By Altaz Valani, Director of Insights Research at Security Compass.
At a time of significant disruption for the financial services industry, a sector forecasted to be worth $300bn by 2022, organisations are facing important decisions when it comes to digital transformation.
Among ever growing customer expectations and the need to comply with changes in the regulatory landscape, fintech companies are under increasing pressure to ensure innovation is properly implemented.
Failure to do so comes with a significant cost; that of security breaches and exposure to new vulnerabilities. From AI and biometric authentication to Robotic Process Automation, the growing adoption of technology among the financial services industry is intensifying the volume of customer data at risk.
Internal and external threats
To mange this risk carries both internal and external challenges for fintechs. Internally, the main challenges are centred around cyber skills, knowledge and expertise; externally, coordination with regulation is demanding.
Balancing an ever-increasing appetite for innovation and growth with robust security and risk management processes is absolutely crucial. Cyber threats continue to grow and diversify, and every new digital product and service carries an ever-evolving array of security risks.
Solving the cloud puzzle
Historically, due to the perceived value of the information held, the financial services industry is one of the primary targets for data breaches. This is why many financial services organisations have turned to the cloud as a solution for their IT infrastructure.
However, migrating to the cloud increases the attack surface of applications. That is why the importance of meeting security and compliance requirements cannot be overlooked in the rush for deploying new apps directly in the cloud or developing analytics-as-a-service or automation-as-a-service capabilities.
Strategically aligning digital delivery and security is one of the most complex challenges facing financial service businesses, and so many are turning their attention to Balanced Development Automation (BDA).
BDA: Aligning DevOps with security
To ensure success and competitive edge in the long run, fintechs need to create synergies between their DevOps, security, and business teams. This is where BDA comes in because it aligns DevOps with security, ensuring the latter is “baked” into the software development process. It acts as a guide through every step of software development, ensuring that security checks are built into the process from the beginning, and ultimately enabling DevOps teams to deliver secure products.
Consider it a three-step process:
1) Security should equip the development team with awareness of what is required from a security controls perspective. The same goes for risk and compliance. Developers need to know from the outset what these parameters are and factor them into their work from the get-go.

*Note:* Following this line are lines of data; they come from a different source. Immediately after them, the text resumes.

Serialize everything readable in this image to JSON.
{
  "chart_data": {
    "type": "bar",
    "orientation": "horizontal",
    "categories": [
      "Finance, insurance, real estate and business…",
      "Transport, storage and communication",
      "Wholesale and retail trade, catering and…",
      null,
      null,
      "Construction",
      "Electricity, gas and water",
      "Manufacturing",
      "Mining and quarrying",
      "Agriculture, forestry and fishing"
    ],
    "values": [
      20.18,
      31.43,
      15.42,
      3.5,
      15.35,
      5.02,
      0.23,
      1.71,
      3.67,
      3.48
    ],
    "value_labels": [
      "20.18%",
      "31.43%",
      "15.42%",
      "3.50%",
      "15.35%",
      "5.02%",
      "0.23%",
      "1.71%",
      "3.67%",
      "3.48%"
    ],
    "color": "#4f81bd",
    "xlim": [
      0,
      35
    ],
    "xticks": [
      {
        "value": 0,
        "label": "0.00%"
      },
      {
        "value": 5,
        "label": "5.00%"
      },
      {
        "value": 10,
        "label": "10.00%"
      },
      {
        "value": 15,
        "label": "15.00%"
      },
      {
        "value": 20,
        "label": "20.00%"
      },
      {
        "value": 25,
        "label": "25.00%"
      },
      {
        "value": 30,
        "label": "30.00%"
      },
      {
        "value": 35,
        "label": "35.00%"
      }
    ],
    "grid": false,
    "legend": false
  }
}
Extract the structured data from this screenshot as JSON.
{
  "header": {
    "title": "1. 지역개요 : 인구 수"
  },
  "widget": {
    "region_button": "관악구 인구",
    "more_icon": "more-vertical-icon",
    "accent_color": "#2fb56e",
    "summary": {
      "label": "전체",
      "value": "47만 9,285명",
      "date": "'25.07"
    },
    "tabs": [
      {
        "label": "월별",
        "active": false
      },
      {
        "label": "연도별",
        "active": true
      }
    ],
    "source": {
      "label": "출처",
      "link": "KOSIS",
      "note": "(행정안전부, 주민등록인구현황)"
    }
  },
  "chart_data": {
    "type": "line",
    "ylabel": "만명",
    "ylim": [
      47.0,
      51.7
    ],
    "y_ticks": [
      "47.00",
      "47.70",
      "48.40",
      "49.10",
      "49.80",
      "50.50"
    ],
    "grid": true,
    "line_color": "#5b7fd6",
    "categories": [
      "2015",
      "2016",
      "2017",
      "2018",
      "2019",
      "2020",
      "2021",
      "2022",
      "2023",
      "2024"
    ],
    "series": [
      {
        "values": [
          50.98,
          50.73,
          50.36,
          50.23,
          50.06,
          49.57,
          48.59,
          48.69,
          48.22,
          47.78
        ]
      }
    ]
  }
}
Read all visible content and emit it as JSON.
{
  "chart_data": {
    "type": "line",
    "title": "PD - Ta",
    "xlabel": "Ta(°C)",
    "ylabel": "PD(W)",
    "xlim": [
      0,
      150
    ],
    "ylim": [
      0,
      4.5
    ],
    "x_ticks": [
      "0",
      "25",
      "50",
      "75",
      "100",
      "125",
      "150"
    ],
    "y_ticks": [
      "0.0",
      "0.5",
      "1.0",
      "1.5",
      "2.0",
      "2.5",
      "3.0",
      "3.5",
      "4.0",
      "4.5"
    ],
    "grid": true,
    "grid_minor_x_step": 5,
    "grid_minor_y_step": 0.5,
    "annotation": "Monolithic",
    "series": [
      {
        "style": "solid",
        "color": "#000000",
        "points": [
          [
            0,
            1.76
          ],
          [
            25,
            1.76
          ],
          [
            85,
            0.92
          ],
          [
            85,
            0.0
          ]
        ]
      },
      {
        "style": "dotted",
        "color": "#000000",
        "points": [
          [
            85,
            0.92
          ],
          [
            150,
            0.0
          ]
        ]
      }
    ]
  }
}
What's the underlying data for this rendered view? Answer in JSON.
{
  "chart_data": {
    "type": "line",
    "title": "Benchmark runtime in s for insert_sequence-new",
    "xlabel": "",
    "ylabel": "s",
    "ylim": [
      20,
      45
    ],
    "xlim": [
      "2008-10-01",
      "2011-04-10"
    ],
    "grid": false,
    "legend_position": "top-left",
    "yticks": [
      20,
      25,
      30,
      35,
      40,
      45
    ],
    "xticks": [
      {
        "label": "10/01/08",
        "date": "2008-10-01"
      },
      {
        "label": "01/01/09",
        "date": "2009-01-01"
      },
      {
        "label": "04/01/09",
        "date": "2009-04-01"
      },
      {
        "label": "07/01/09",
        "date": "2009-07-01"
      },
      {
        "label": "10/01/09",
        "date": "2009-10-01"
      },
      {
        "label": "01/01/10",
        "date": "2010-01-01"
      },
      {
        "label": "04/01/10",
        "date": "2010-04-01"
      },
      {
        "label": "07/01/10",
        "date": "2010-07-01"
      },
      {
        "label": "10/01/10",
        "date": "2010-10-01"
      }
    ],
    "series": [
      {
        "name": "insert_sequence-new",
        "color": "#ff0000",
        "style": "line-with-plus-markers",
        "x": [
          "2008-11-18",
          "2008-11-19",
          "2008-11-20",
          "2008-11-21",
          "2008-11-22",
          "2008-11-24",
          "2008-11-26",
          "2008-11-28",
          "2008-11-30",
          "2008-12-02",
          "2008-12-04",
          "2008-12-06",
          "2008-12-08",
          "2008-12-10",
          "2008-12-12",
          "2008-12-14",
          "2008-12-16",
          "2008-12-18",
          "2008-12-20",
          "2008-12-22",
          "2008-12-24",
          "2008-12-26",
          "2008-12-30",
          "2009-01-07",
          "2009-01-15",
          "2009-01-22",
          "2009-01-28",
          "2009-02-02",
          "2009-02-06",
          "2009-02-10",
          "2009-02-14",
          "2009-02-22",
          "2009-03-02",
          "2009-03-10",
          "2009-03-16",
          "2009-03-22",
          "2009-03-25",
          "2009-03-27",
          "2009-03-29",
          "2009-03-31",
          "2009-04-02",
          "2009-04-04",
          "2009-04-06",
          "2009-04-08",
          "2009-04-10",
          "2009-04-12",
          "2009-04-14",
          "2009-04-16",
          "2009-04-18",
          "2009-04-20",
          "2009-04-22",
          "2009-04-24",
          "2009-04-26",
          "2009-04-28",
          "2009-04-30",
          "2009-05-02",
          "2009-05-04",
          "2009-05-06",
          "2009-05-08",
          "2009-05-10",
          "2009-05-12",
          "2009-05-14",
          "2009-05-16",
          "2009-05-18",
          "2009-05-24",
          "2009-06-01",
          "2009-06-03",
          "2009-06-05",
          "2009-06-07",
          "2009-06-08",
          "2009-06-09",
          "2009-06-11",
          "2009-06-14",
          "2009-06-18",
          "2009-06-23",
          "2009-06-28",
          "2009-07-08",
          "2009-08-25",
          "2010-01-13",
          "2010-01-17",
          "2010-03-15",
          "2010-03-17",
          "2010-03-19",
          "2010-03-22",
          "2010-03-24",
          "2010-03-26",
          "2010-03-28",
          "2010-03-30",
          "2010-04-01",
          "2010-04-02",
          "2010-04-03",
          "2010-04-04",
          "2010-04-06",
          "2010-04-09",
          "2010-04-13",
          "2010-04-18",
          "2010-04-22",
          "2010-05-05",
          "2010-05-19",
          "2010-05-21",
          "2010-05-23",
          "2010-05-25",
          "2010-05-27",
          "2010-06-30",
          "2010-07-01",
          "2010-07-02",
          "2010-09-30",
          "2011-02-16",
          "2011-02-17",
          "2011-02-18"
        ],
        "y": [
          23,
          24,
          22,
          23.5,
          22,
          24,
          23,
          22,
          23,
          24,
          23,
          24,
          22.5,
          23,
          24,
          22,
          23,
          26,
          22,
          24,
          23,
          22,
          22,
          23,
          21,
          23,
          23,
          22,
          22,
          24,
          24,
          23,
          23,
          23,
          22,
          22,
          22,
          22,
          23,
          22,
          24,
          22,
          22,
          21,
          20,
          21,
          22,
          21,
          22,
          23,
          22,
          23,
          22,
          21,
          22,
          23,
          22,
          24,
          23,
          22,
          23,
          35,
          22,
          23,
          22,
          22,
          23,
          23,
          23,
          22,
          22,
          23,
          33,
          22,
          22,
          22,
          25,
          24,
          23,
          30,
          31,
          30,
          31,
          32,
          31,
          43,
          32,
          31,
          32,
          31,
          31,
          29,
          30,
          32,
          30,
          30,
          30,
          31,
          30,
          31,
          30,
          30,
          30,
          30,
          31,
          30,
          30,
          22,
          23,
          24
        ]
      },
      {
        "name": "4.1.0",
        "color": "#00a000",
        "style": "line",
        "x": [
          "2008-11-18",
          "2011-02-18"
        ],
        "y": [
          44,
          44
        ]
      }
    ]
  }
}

2) The next stage is examination of security metrics based on existing controls and emerging risks. The result of this might be the creation of new controls, but they have to be developed with an understanding of impact based on cost and business exposure. Ultimately, it is a business decision to determine the right risk threshold.
3) The third and final stage of the BDA process lies with governance at an audit and board level. Metrics collected from the first two stages are rolled into this and KPIs measured at this level are based on core business concerns around compliance, resilience, reputation, cost, and so on.
Balancing innovation with security
Ultimately, the success or failure of the fintechs of today can hinge on how they balance the adoption of new technologies with maintaining the privacy of their customers and the security of their customers’ data. This is a delicate balance, and one which requires action from the very start to identify and address risks.
Building security into applications from the very beginning of the software development lifecycle enables financial services companies to align security, compliance and risk priorities with business needs. This is ultimately a recipe for success.